Last month, I described how the Book Industry Study Group is working to align Onix with the way search engines look for information on Web pages. The work is important, but publishers looking to make their content more visible need not wait until the committee recommendations are released. Best practices in making content discoverable on the Web extend well beyond the use of rich, linked metadata. These practices include the following:

● making sure content can be indexed;

● providing crawlable link structures;

● using keywords effectively;

● writing good tag descriptions;

● creating informative URL structures.

To improve discovery, publishers should ensure that their content can be consistently indexed by search engines. Providing so-called alt text to describe images is an easy way to allow those engines to associate the title of a book with its cover image; so, too, is offering a text transcript of video and audio content. That great interview with an up-and-coming author is invisible without the transcript.

Because many publishers’ sites are targeted at wholesalers or retailers, they rely on search boxes to help trading partners find what they want. That approach won’t attract consumers, since most readers are still unlikely to search for ISBNs or similar identifiers.

Publishers who rely on search boxes often think less about how search engines might navigate from a landing page to title-specific pages on a site. If a site lacks crawlable link structures, search engines will miss some (or much) of the descriptive content elsewhere on the site.

Use Keywords Effectively

Keywords should be the terms consumers are likely to use when searching for an answer or book. The challenge with keywords is as much selection as presentation. It can be helpful to use tools such as Google Adwords to understand what readers are looking for.

Publishers sometimes default to author names and book titles as keywords.

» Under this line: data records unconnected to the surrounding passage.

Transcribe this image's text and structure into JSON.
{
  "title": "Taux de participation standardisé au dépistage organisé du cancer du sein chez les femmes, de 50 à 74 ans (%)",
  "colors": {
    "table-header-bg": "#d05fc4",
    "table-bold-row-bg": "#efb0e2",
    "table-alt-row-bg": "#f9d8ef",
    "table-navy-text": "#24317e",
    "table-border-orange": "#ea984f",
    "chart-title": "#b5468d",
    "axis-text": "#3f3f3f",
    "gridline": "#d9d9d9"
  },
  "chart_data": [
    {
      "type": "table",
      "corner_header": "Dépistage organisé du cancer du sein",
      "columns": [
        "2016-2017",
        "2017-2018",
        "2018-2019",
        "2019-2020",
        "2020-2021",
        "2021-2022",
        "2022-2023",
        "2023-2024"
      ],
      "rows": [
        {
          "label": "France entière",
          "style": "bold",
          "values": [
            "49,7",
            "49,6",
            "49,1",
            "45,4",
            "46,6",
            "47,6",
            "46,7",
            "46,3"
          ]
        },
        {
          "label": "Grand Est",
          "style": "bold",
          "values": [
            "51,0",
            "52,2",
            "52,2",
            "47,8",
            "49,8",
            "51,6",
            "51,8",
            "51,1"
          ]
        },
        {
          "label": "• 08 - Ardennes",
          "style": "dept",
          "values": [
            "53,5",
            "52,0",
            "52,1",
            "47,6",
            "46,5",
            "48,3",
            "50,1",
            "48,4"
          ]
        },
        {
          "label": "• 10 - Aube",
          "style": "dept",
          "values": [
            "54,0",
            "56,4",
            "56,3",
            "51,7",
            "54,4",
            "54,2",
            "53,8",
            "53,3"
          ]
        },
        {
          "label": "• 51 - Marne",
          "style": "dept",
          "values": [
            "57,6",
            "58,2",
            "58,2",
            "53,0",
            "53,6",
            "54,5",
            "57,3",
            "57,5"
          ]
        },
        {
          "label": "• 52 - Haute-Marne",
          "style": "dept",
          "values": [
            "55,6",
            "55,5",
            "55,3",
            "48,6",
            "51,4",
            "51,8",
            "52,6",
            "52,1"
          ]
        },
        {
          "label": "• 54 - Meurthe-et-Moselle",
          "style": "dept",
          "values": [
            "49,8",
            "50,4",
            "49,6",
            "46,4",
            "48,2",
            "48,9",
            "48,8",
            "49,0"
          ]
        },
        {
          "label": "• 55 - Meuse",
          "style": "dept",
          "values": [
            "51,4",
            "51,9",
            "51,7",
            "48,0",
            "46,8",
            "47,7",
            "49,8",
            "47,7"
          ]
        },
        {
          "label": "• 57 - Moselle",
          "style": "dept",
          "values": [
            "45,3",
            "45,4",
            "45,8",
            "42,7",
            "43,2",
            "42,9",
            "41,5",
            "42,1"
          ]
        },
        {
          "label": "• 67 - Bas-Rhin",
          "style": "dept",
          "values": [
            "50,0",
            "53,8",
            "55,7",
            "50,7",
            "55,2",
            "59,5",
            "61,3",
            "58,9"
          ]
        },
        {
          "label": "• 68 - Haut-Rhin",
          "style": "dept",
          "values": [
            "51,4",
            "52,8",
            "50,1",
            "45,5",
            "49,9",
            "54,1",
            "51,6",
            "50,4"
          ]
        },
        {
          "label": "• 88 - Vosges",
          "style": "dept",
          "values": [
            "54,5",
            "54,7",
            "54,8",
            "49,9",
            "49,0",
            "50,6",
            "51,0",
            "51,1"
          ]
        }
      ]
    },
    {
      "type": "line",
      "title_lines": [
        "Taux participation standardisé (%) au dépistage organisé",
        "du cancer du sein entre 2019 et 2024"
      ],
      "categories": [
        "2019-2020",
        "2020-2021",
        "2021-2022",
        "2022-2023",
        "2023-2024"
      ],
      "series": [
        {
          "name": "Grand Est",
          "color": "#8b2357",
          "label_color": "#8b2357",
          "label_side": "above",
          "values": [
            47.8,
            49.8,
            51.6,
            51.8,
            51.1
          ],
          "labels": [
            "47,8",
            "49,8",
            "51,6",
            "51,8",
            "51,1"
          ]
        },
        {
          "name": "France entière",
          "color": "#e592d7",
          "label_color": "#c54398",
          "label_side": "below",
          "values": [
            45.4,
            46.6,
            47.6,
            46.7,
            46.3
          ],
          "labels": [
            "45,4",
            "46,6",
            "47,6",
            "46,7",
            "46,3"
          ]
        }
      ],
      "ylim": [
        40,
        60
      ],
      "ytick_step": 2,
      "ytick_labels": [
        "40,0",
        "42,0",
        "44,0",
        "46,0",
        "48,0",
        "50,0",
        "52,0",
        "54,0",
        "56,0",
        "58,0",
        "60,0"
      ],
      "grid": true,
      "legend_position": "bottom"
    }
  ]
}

These can be effective when consumers know what they want to find: To Kill a Mockingbird, or Harper Lee, for example.But other terms can be very effective tools for publishers, whose lists include titles that offer unique content to targeted audiences. A cookbook featuring Cajun cuisine or an appetizer for a Mardi Gras party might find that jambalaya and Louisiana crab dip (as well as Mardi Gras appetizers) work well. The number of users who search for each of these terms might be smaller than the one searching for Harper Lee, but the conversion rate (the share of visitors to a Web page who buy something from that page) can be higher among those who find pages using targeted keywords.

The order, spelling, punctuation, and capitalization of keywords all matter. This is true anywhere the keywords appear, including page fields that present the title, body text, or metadata about a book.

Keywords can help a book’s Web page rank highly in search results. So-called keyword stuffing (repeatedly using certain terms in page descriptions with the hope of boosting the page’s ranking) is controversial and for the most part does not deliver the results publishers need. Instead, try to use keywords as follows:

● early in the title tag, but just once;

● once prominently near the top of a page;

● up to three times in body copy (more is allowed if the text is extensive);

● smartly, at least once in the alt text description of an image;

● once in the page URL.

Good Tag Descriptions

Both title tags and metatags give publishers opportunities to aid discovery. Title tags describe the content of a website. Ideally, the length of the tag would fall between 65 and 75 characters, with the most important keywords featured early. If there’s a brand—a series, for example—the title tag should end with it.

The title tag should be readable—an effective description of the content of the page. The more effective tags convey emotion, something tied to the content of the page. Too often, publishers miss this opportunity to bring aspects of a book to the immediate attention of those searching the Web.

Metatags essentially provide the promotional copy that appears when search results are returned. The best metatags run fewer than 160 characters. Once a page is found, metatags give publishers a chance to describe what’s on the page in their own words. It’s important to complete metatags because without a tag, search engines will create something based on the page.

The structure of URLs is another underused opportunity for publishers. The best URLs help you figure out what’s there before you click. As with most aids to discovery on the Web, shorter is better, but be smart about it. Refer back to your keywords and try to include them where they make sense. And make sure the URL is something humans can read. Numbers and other characters can make for a unique Web address, but they don’t appeal to readers.

Paying attention to indexing, link structures, keywords, tags, and URLs won’t solve every problem publishers have in making their content discoverable, but they provide a solid foundation.